At this point, the discussion focuses on tweaking the sketch until it looks like what everyone imagined. It also helps the group to identify issues that hadn’t come up in oral discussion. (“Wait, in the second step here, how will the user decide if they need a chapter or the whole book?”) For visual thinkers like me, this approach is highly preferable! I can’t keep a complex process straight if we’re talking about it out loud.

Whiteboarding alternatives for having a visual discussion remotely:

  • Sketch your idea on a notepad and hold it up to your webcam. Or have everyone make a sketch, snap a pic, and email it to you
  • Create a makeshift document camera by logging into the meeting on your phone, muting it, and angling it at your desk from a nearby stack of books as you sketch
  • Use digital tools like Google Slides (my least favorite solution, but it works)

+1 ranking

If you’re at the point of brainstorming with a group, and there are multiple possible solutions, list each option in a Google doc. Dissociate options from the people who suggested them as much as you can: this is about ideas, not personalities. Ask the group to go through the doc and put a +1 next to the options they like.

You might end up with a list like this, taken from a real meeting where we had lots of good ideas but could only dedicate time and effort to some:

Subject specialists show up on relevant searches +1 +1 +1 +1
Tutorials show up on relevant searches
Show relevant items from our collections on workshop pages +1
On pages about tech, spotlight a relevant digital resource/catalog item +1 +1 +1

In the end, you might be able to see that there’s a clear favorite (even if the loudest or most tenacious person in the group has spent a lot of time supporting a different option). The ideas that didn’t get +1’d simply fall by the wayside — quietly, without a negative conversation that might make the suggester feel bad.

Alternatively, after doing this, you might see that the group is split. That could be an indication that you need more information or should make mock-ups of both ideas and test them out.

Use a gradient of agreement

If you’re at the beginning of a project and you can already tell that a group might have strong/conflicting feelings, agree as a group on how you’ll move forward on a decision using a gradient of agreement. The gradient might look like this:

Endorse Agree with reservations Mixed feelings Disagree but won't veto Veto

Using a gradient gives the group more ways to express their thoughts than the yes/no binary. As you’re setting norms for how to make decisions, you might decide as a group to move forward as long as no one is at ‘veto,’ even if there are people at ‘diagree but won’t veto’ (as an example).

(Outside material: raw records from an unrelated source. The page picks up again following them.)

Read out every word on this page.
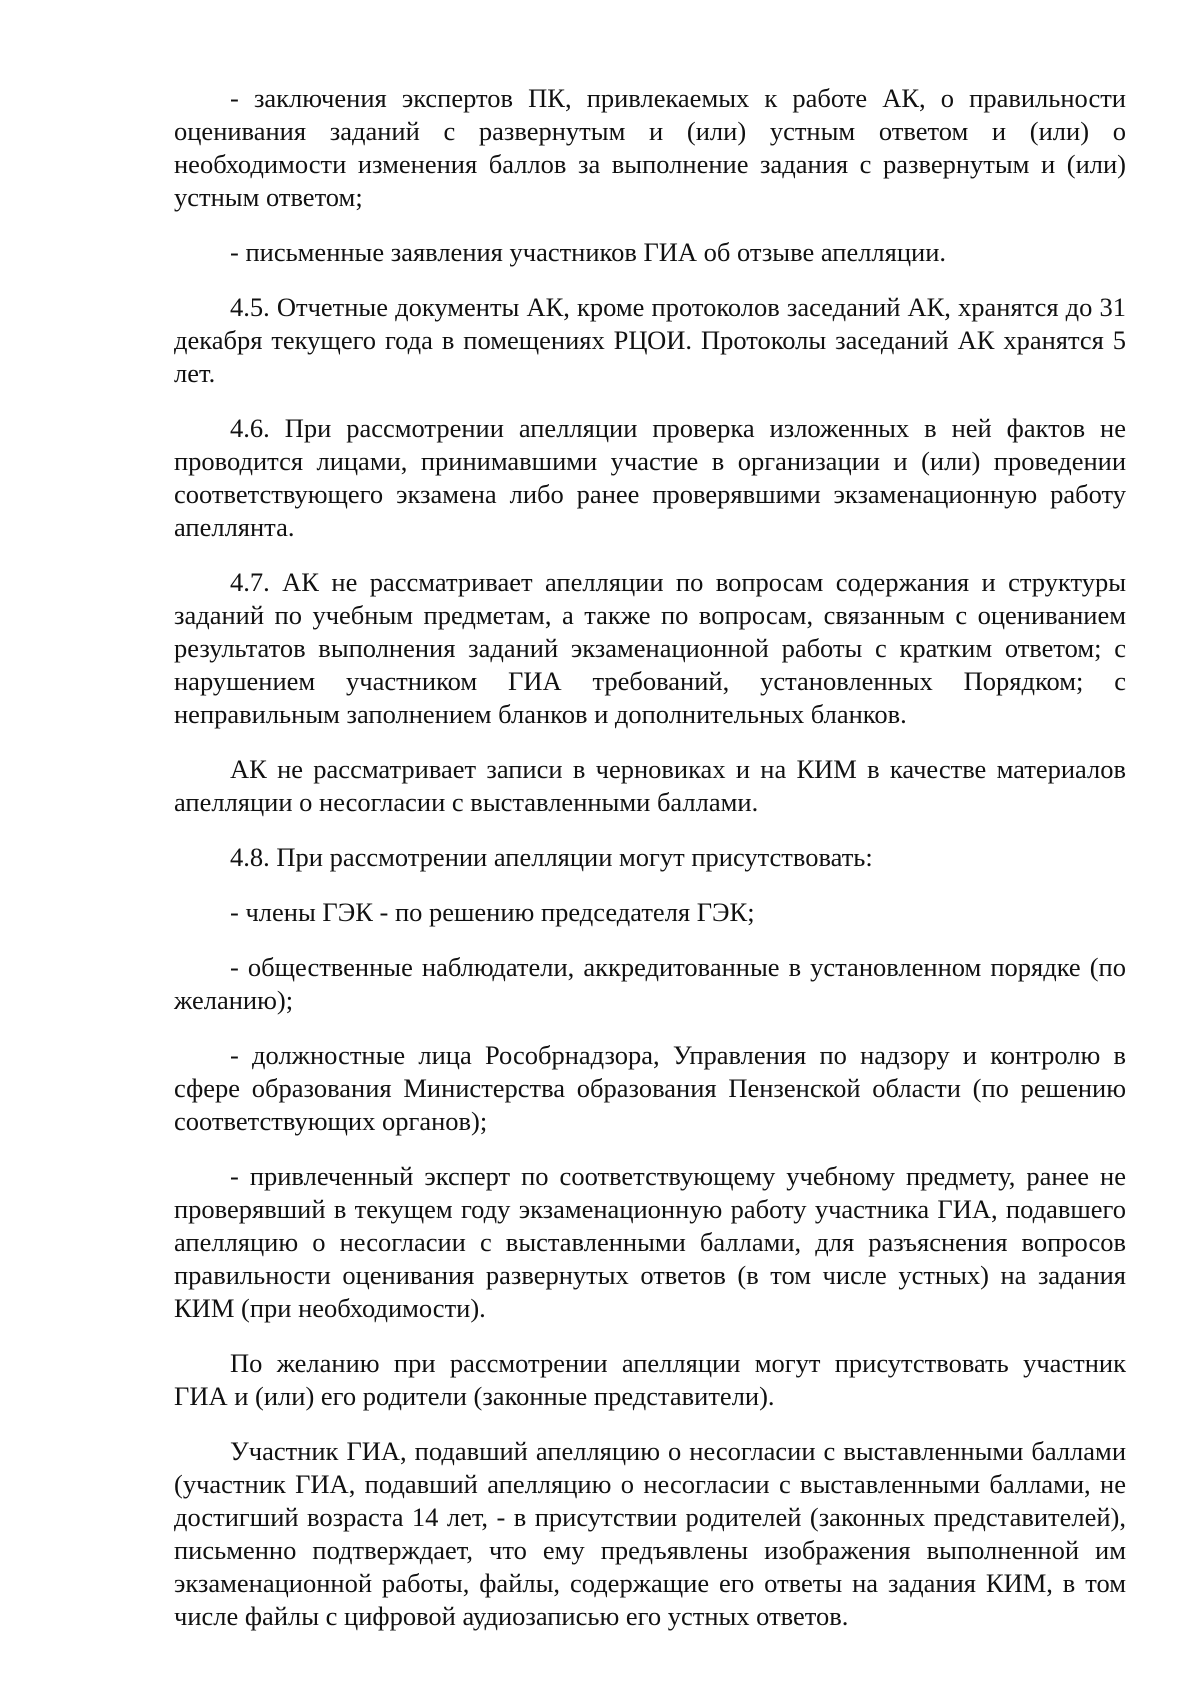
- заключения экспертов ПК, привлекаемых к работе АК, о правильности оценивания заданий с развернутым и (или) устным ответом и (или) о необходимости изменения баллов за выполнение задания с развернутым и (или) устным ответом;

- письменные заявления участников ГИА об отзыве апелляции.

4.5. Отчетные документы АК, кроме протоколов заседаний АК, хранятся до 31 декабря текущего года в помещениях РЦОИ. Протоколы заседаний АК хранятся 5 лет.

4.6. При рассмотрении апелляции проверка изложенных в ней фактов не проводится лицами, принимавшими участие в организации и (или) проведении соответствующего экзамена либо ранее проверявшими экзаменационную работу апеллянта.

4.7. АК не рассматривает апелляции по вопросам содержания и структуры заданий по учебным предметам, а также по вопросам, связанным с оцениванием результатов выполнения заданий экзаменационной работы с кратким ответом; с нарушением участником ГИА требований, установленных Порядком; с неправильным заполнением бланков и дополнительных бланков.

АК не рассматривает записи в черновиках и на КИМ в качестве материалов апелляции о несогласии с выставленными баллами.

4.8. При рассмотрении апелляции могут присутствовать:

- члены ГЭК - по решению председателя ГЭК;

- общественные наблюдатели, аккредитованные в установленном порядке (по желанию);

- должностные лица Рособрнадзора, Управления по надзору и контролю в сфере образования Министерства образования Пензенской области (по решению соответствующих органов);

- привлеченный эксперт по соответствующему учебному предмету, ранее не проверявший в текущем году экзаменационную работу участника ГИА, подавшего апелляцию о несогласии с выставленными баллами, для разъяснения вопросов правильности оценивания развернутых ответов (в том числе устных) на задания КИМ (при необходимости).

По желанию при рассмотрении апелляции могут присутствовать участник ГИА и (или) его родители (законные представители).

Участник ГИА, подавший апелляцию о несогласии с выставленными баллами (участник ГИА, подавший апелляцию о несогласии с выставленными баллами, не достигший возраста 14 лет, - в присутствии родителей (законных представителей), письменно подтверждает, что ему предъявлены изображения выполненной им экзаменационной работы, файлы, содержащие его ответы на задания КИМ, в том числе файлы с цифровой аудиозаписью его устных ответов.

I learned about this from a workshop called “Go UX Yourself” (delightful!) led by Amanda VerMeulen at Designing for Digital 2020. Here’s a deeper explanation from TRG if you want the nitty-gritty on this technique.

Wait for someone to retire

I’m kidding (sort of). This is a worst-case scenario.

The techniques of +1 ranking and using a gradient of agreement both depend on strong meeting facilitation skills. It might feel uncomfortable suggesting a different way of running a meeting if you and your colleagues are used to the typical meeting format of oral discussion aided by an agenda. You can set the tone early on by letting your colleagues know what to expect. For instance, in a +1 ranking meeting that I led, the calendar invite read:

We should expect to do some “how might we?” ideation in this meeting for the user needs & features we decided were in-scope and doable at our last meeting. No need to prepare anything beforehand. We’ll do this meeting over Zoom with a kooky Google Doc.

Meeting facilitation is a skill that takes time and lots of emotional labor to learn. You can do it! I hope these techniques help you move forward and get your group on the same page.